Unauthorised access must have been detected but impacted parents were never notified.
There’s another angle to all this as well which helps explain why nobody was returning emails or phone calls (Lorenzo tried in vain to phone both CloudPets and Spiral Toys) as well as why there appear to be some serious shortcuts taken with the hosting situation. One look at the stock price for Spiral Toys tells the story:
Spiral Toys is worth less than half a cent per share. Since late 2015, they’ve been in rapid decline to the point where the company is near worthless with a market cap of only $262k (that’s down more than 99% of their peak value). Not even the launch of their new connected piggy bank (yes, you read that correctly) back in November could save them; they saw a momentary bump in the share price then it went back downhill and stayed flat. The CloudPets Twitter account has also been dormant since July last year so combined with the complete lack of response to all communications, it looks like operations have well and truly been shuttered.

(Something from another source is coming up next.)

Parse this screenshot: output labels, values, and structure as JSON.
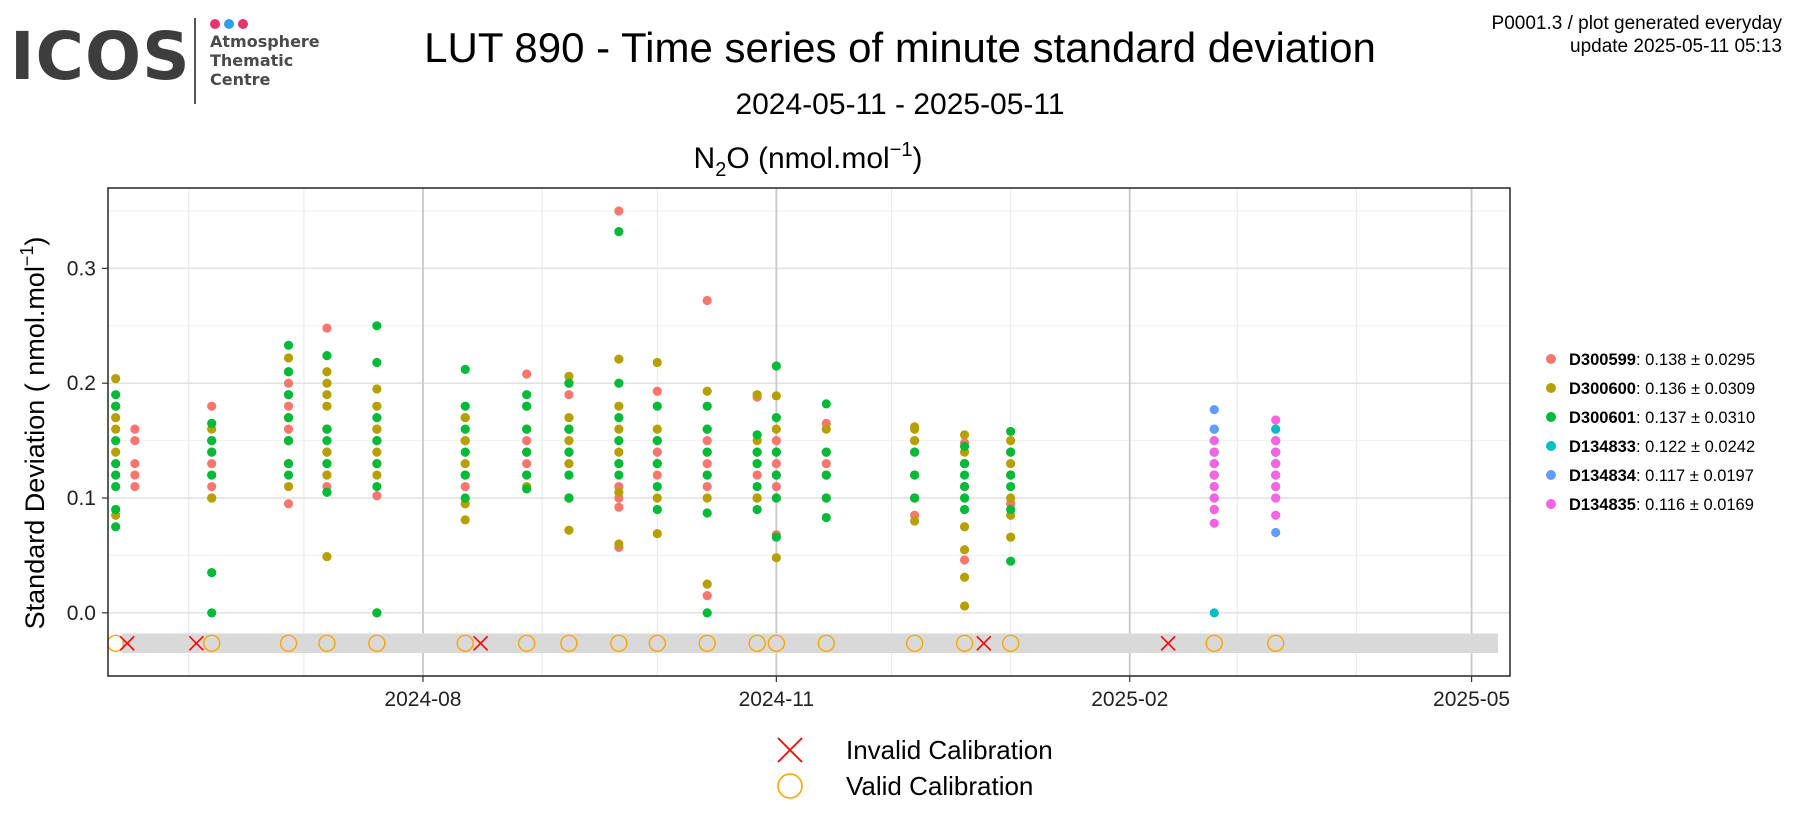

Circling back to the parents’ position for a moment, you must assume data like this will end up in other peoples’ hands. Whether it’s the Cayla doll, the Barbie, the VTech tablets or the CloudPets, assume breach. It only takes one little mistake on behalf of the data custodian – such as misconfiguring the database security – and every single piece of data they hold on you and your family can be in the public domain in mere minutes. If you’re fine with your kids’ recordings ending up in unexpected places then sobeit, but that’s the assumption you have to work on because there’s a very real chance it’ll happen. There’s no doubt whatsoever in my mind that there are many other connected toys out there with serious security vulnerabilities in the services that sit behind them. Inevitably, some would already have been compromised and the data taken without the knowledge of the manufacturer or parents.
If you think you’ve been impacted by the CloudPets breach, you can now search for your email address in HIBP. You can also read Lorenzo’s full writeup in Internet of Things Teddy Bear Leaked 2 Million Parent and Kids Message Recordings.